Friday, March 6, 2015

La Merda at the 2015 Adelaide Festival

La Merda by Cristian Ceresoli

Performed by Silvia Gallerano. Produced and presented by Marta Ceresoli,Richard Jordan Productions, Produzioni Fuorivia in association with Summerhall and the support of The Basement (Brighton. U.K.) The Space. Adelaide Festival Centre. March 5-8

Reviewed by Peter Wilkins

Silvia Gallerano. Photo by Guilia Ducci
Cristian Celerosi. Photo by Valeria Tomasulo


As raw as a sliced cut of blood-oozing beef, La Merda rips at the heart, tears open the fragile layers of sensitivity and exposes the disgusting darkness of a thirteen year old girl’s excruciating account of grief, despair, abuse and unfulfilled dreams. Silvia Gallerano, crouched naked upon a tall stool in a solitary pool of light, howls the grief of the young girl’s loss of a father, screams defiance against intimidation and humiliation, grunts the gross lust of the sexually abusive predator and returns time and again to the voice of innocence and desire. Gallerano’s amazing vocal dexterity extols her song of experience, wailing with agonized pain, sweetly uttering the sounds of hope, guttural in her depiction of the degenerate males that defile and degrade and forever exposed and vulnerable in her nakedness.
Silvia Gallerano. Photo by Valeria Tomasulo
 

It is the woman who now must redress the wrongs done to the girl, restore her faith, realize her dreams and rise against the forces, that would rob her of her virtue, her ambitions and the strength to be who she is. La Merda is a protest against the tyranny of exploitation and oppression, told by a performer whose courage and boldness to sit entirely naked for an hour before her audience and recount, without the shackles of self-consciousness the truths of horrific experience at the hands of those who would destroy her innocence through sexual abuse, her ambitions to be a famous actress and her dreams to expunge the shit that stifles identity and opportunity.

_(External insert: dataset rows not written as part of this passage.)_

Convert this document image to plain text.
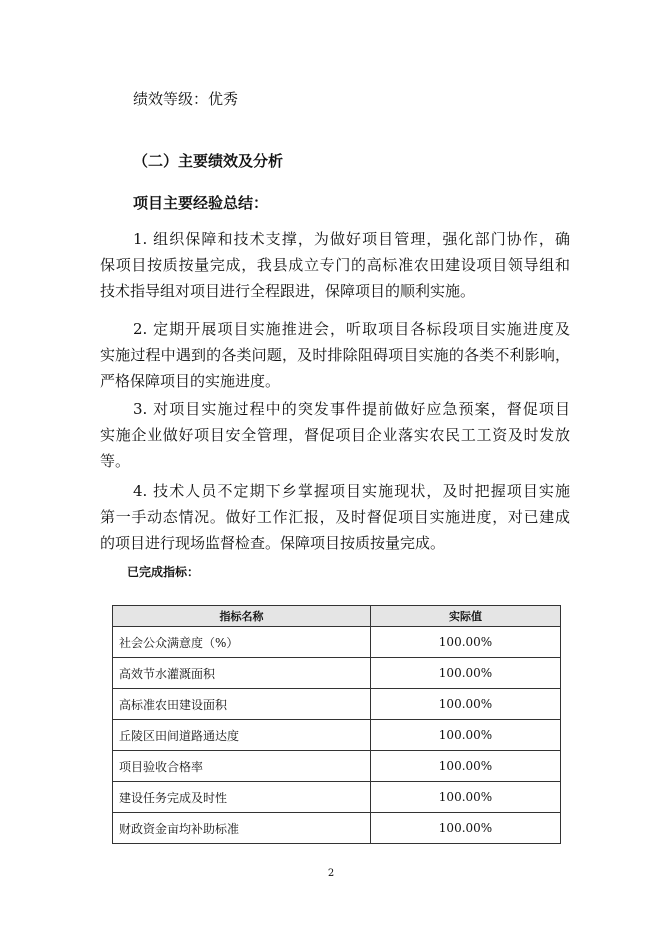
绩效等级：优秀
（二）主要绩效及分析
项目主要经验总结：
1. 组织保障和技术支撑，为做好项目管理，强化部门协作，确
保项目按质按量完成，我县成立专门的高标准农田建设项目领导组和
技术指导组对项目进行全程跟进，保障项目的顺利实施。
2. 定期开展项目实施推进会，听取项目各标段项目实施进度及
实施过程中遇到的各类问题，及时排除阻碍项目实施的各类不利影响，
严格保障项目的实施进度。
3. 对项目实施过程中的突发事件提前做好应急预案，督促项目
实施企业做好项目安全管理，督促项目企业落实农民工工资及时发放
等。
4. 技术人员不定期下乡掌握项目实施现状，及时把握项目实施
第一手动态情况。做好工作汇报，及时督促项目实施进度，对已建成
的项目进行现场监督检查。保障项目按质按量完成。
已完成指标：
指标名称	实际值
社会公众满意度（%）	100.00%
高效节水灌溉面积	100.00%
高标准农田建设面积	100.00%
丘陵区田间道路通达度	100.00%
项目验收合格率	100.00%
建设任务完成及时性	100.00%
财政资金亩均补助标准	100.00%
2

La Merda confronts with ferocious force. From the voice of Gallerano surges the breadth of the young girl’s experience. This is theatre of cruelty, as powerful and revolutionary as Artaud, voiced in violence and sung in defiance. For some, it will disturb. For others it will inspire. For all it is a salutary reminder to protect the innocent, encourage the hopeful and defy those who would deny identity and destroy hope.
 

Gallerano’s performance is spell-binding. Perhaps it is too long and possibly it could be as powerful if it were not performed entirely naked throughout the hour. That is a performer’s will and a director’s decision. Gallerano’s vocal force erupts with volcanic power over an audience, horrified by the young girl’s account. Those who stood in ovation at the end, when Gallerano stood before them,  nowwrapped in material and discarding her nakedness to take her curtain call, recognized that she was speaking for all who suffered oppression at the hands of abusive adults, false imagemakers and oppressors of every kin, though primarily male. La Merda opens the sewers of experience to illustrate who we are.

It is a theatrical experience that one is unlikely to forget and one that is important to remember.